Monday 20 September 2010

POPE’S VISIT WELCOMED BY MOST CHURCH LEADERS

Pope urges Britain to bring God back into public life
Pope Benedict XVl seized every opportunity during his visit to drive home a challenge to return Christian values to ‘the public square’. In his address before the Queen at Holy Rood Palace, he attacked the ‘more aggressive forms of secularism’ that ‘no longer value or even tolerate’ Christian values. Then, before around 65,000 Catholics in Bellahouston Park, Glasgow, he warned against ‘some who now seek to exclude religious belief from public discourse or privatise it or even paint it as a threat to equality and liberty’. When he addressed members of both Houses of Parliament at Westminster Hal, where the Catholic martyr St Thomas More was tried and sentenced for treason, he returned to the same theme and appealed for a reconciliation between the demands of everyday life and the call of God.

Pontiff makes appeals to wavering young and non-Catholics
The Pope attempted to make his message an inclusive one, aimed at the young facing worldly pressures and at non-Catholics. Speaking to the young people among the crowd at Bellahouston Park, he said, ‘drugs, money, sex, pornography, alcohol, which the world tells you will bring happiness … are destructive and divisive.’ Then  the Pope reminded 4,000 children at the ‘Big Assembly’ in Twickenham that there are limitations to science and to celebrity. 

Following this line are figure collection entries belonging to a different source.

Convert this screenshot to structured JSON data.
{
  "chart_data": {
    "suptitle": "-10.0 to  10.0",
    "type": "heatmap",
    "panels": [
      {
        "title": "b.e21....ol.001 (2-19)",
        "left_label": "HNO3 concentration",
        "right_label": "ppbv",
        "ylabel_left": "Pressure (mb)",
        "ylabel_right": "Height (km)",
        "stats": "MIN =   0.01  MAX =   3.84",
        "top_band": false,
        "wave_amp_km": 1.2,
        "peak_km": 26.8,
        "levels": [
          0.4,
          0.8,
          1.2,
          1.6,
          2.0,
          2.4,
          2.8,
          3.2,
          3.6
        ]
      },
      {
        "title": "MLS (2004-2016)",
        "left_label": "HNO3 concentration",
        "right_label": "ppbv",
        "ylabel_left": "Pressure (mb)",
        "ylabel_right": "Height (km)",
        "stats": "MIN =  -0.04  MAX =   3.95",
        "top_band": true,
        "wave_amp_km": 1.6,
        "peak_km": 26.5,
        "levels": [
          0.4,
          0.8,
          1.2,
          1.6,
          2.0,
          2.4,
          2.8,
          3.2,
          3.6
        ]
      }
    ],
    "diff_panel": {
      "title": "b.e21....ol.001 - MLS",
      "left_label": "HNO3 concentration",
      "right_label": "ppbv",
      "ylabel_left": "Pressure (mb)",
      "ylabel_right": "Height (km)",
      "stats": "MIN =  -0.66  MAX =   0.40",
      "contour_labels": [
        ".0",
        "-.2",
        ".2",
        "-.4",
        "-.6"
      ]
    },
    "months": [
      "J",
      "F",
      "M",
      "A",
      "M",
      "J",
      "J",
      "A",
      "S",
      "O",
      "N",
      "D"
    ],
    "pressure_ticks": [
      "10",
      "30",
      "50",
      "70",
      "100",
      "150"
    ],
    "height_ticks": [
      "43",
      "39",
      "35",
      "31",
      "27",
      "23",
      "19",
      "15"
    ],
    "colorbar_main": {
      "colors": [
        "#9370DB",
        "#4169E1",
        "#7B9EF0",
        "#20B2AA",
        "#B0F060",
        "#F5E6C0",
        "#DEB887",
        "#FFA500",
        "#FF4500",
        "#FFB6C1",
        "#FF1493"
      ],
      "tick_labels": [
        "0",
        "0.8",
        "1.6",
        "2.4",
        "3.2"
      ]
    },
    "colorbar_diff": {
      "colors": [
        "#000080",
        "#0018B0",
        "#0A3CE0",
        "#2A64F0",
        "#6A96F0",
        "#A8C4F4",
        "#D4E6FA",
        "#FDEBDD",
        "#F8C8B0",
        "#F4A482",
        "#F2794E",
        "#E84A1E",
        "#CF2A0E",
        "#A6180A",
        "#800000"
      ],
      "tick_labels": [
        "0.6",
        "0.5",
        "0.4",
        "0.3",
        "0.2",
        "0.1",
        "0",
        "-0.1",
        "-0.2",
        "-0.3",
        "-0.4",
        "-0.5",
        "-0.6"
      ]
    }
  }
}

In an effort to reach out to non-Catholic Christians, he spoke of ‘our common Christian heritage’ and referred to anniversaries of the Scottish Reformation Parliament, and the World Missionary Conference which marked ‘the birth of the ecumenical movement’. 

Earlier, The Times spoke to Muslim representatives who were to meet the Pope.  Dr Musharraf Hussain, co-chair of the national Christian Muslim Forum, said he hoped the Pope’s visit will increase attention to ‘the virtues of kindness, tolerance, patience and generosity and the crucial role religion can play in improving the moral and social health of society’.
Pope receives near-universal welcome from church leaders
Leaders of Britain’s largest denominations and church groupings have welcomed the visit of Pope Benedict XVl. The Presidents of Churches Together in England, Archbishops Rowan Williams and Vincent Nichols and Salvation Army Commissioner Betty Matear, voiced the hope that his four-day tour would be ‘a source of encouragement to all England’s churches’. Representing both denominational and independent churches, the Evangelical Alliance gave special backing to the Pope’s campaigning stance against secularism. ‘While not all Christians share the Pope’s or the Catholic Church’s stances on certain issues, we should welcome his visit for the sake of fighting for religious liberty,’ Steve Clifford, General Director of the Alliance, said. Conservative Evangelical paper Evangelicals Now was cooler, however, offering a briefing on ‘how Catholicism differs from the biblical gospel’.